Ikatan Mahasiswa Muhammadiyah (IMM) adalah Organisasi Gerakan Mahasiswa Islam, sekaligus Organisasi Otonom Muhammadiyah yang bergerak di bidang Keagamaan, Kemahasiswaan, dan Kemasyarakatan.

Tujuan IMM adalah "mengusahakan terbentuknya Akademisi Islam yang Berakhlak Mulia dalam rangka mencapai Tujuan Muhammadiyah".

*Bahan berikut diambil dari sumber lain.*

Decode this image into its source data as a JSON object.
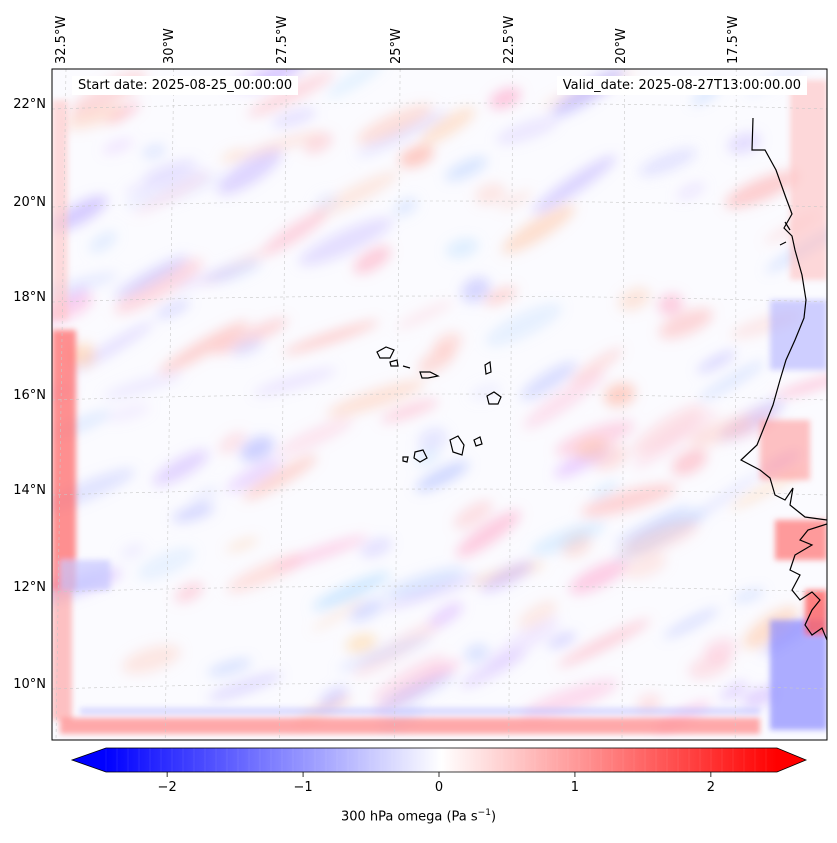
{
  "map": {
    "start_date": "Start date: 2025-08-25_00:00:00",
    "valid_date": "Valid_date: 2025-08-27T13:00:00.00",
    "lon_labels": [
      "32.5°W",
      "30°W",
      "27.5°W",
      "25°W",
      "22.5°W",
      "20°W",
      "17.5°W"
    ],
    "lat_labels": [
      "22°N",
      "20°N",
      "18°N",
      "16°N",
      "14°N",
      "12°N",
      "10°N"
    ],
    "colormap": "bwr",
    "colors": {
      "negative": "#0000ff",
      "zero": "#ffffff",
      "positive": "#ff0000",
      "coastline": "#000000",
      "grid": "#b0b0b0"
    }
  },
  "colorbar": {
    "ticks": [
      "−2",
      "−1",
      "0",
      "1",
      "2"
    ],
    "label_main": "300 hPa omega (Pa s",
    "label_sup": "−1",
    "label_end": ")",
    "range": [
      -2.7,
      2.7
    ]
  }
}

IMM berdiri di Yogyakarta, tanggal 14 Maret 1964 M / 29 Syawal 1384 H.

Pendiri dan penggagasnya adalah Djazman Al-Kindi yang sekaligus menjadi ketua pertama. Anggota pimpinannya adalah M. Husni Thamrin, A. Soedibjo Markoes, Moh. Arief, A. Sulamo, Kastolani, Slamet Sukir nanto, dan Dzulkabir (semuanya dari UGM), Rosyad Saleh dan A. Muis dari IAIN Yogyakarta.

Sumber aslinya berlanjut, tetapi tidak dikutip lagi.